Extend the Chaos Toolkit and the Chaos Engineering Platform with capabilities for Microsoft Azure
Project description
Chaos Toolkit Extension for Azure
This project is a collection of actions and probes, gathered as an extension to the Chaos Toolkit. It targets the Microsoft Azure platform.
Install
This package requires Python 3.5+
To be used from your experiment, this package must be installed in the Python environment where chaostoolkit already lives.
$ pip install -U proofdock-chaos-azure
Usage
To use the probes and actions from this package, add the following to your experiment file:
{
"type": "action",
"name": "start-chaos",
"provider": {
"type": "python",
"module": "pdchaosazure.vm.actions",
"func": "stop_machines",
"secrets": ["azure"],
"config": ["azure_subscription_id"]
}
}
That's it!
Please explore the code to see existing probes and actions.
Configuration
This extension uses the Azure SDK libraries under the hood. The Azure SDK library expects that you have a tenant and client identifier, as well as a client secret and subscription, that allows you to authenticate with the Azure resource management API.
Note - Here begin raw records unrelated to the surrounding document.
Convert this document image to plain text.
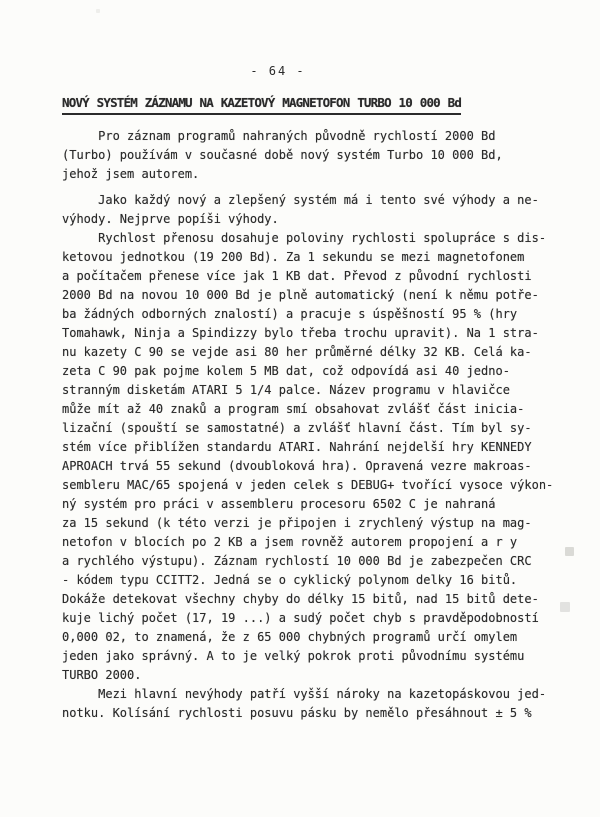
- 64 -
NOVÝ SYSTÉM ZÁZNAMU NA KAZETOVÝ MAGNETOFON TURBO 10 000 Bd
Pro záznam programů nahraných původně rychlostí 2000 Bd
(Turbo) používám v současné době nový systém Turbo 10 000 Bd,
jehož jsem autorem.
Jako každý nový a zlepšený systém má i tento své výhody a ne-
výhody. Nejprve popíši výhody.
Rychlost přenosu dosahuje poloviny rychlosti spolupráce s dis-
ketovou jednotkou (19 200 Bd). Za 1 sekundu se mezi magnetofonem
a počítačem přenese více jak 1 KB dat. Převod z původní rychlosti
2000 Bd na novou 10 000 Bd je plně automatický (není k němu potře-
ba žádných odborných znalostí) a pracuje s úspěšností 95 % (hry
Tomahawk, Ninja a Spindizzy bylo třeba trochu upravit). Na 1 stra-
nu kazety C 90 se vejde asi 80 her průměrné délky 32 KB. Celá ka-
zeta C 90 pak pojme kolem 5 MB dat, což odpovídá asi 40 jedno-
stranným disketám ATARI 5 1/4 palce. Název programu v hlavičce
může mít až 40 znaků a program smí obsahovat zvlášť část inicia-
lizační (spouští se samostatné) a zvlášť hlavní část. Tím byl sy-
stém více přiblížen standardu ATARI. Nahrání nejdelší hry KENNEDY
APROACH trvá 55 sekund (dvoubloková hra). Opravená vezre makroas-
sembleru MAC/65 spojená v jeden celek s DEBUG+ tvořící vysoce výkon-
ný systém pro práci v assembleru procesoru 6502 C je nahraná
za 15 sekund (k této verzi je připojen i zrychlený výstup na mag-
netofon v blocích po 2 KB a jsem rovněž autorem propojení a r y
a rychlého výstupu). Záznam rychlostí 10 000 Bd je zabezpečen CRC
- kódem typu CCITT2. Jedná se o cyklický polynom delky 16 bitů.
Dokáže detekovat všechny chyby do délky 15 bitů, nad 15 bitů dete-
kuje lichý počet (17, 19 ...) a sudý počet chyb s pravděpodobností
0,000 02, to znamená, že z 65 000 chybných programů určí omylem
jeden jako správný. A to je velký pokrok proti původnímu systému
TURBO 2000.
Mezi hlavní nevýhody patří vyšší nároky na kazetopáskovou jed-
notku. Kolísání rychlosti posuvu pásku by nemělo přesáhnout ± 5 %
Configuration values for the Chaos Toolkit Extension for Azure can come from several sources:
- Experiment file
- Azure credential file
The extension will first try to load the configuration from the experiment file
. If configuration is not provided in the experiment file
, it will try to load it from the Azure credential file
.
Credentials
-
Secrets in the Experiment file
{ "secrets": { "azure": { "client_id": "your-super-secret-client-id", "client_secret": "your-even-more-super-secret-client-secret", "tenant_id": "your-tenant-id" } } }
You can retrieve secretes as well from environment or HashiCorp vault.
If you are not working with Public Global Azure, e.g. China Cloud You can set the cloud environment.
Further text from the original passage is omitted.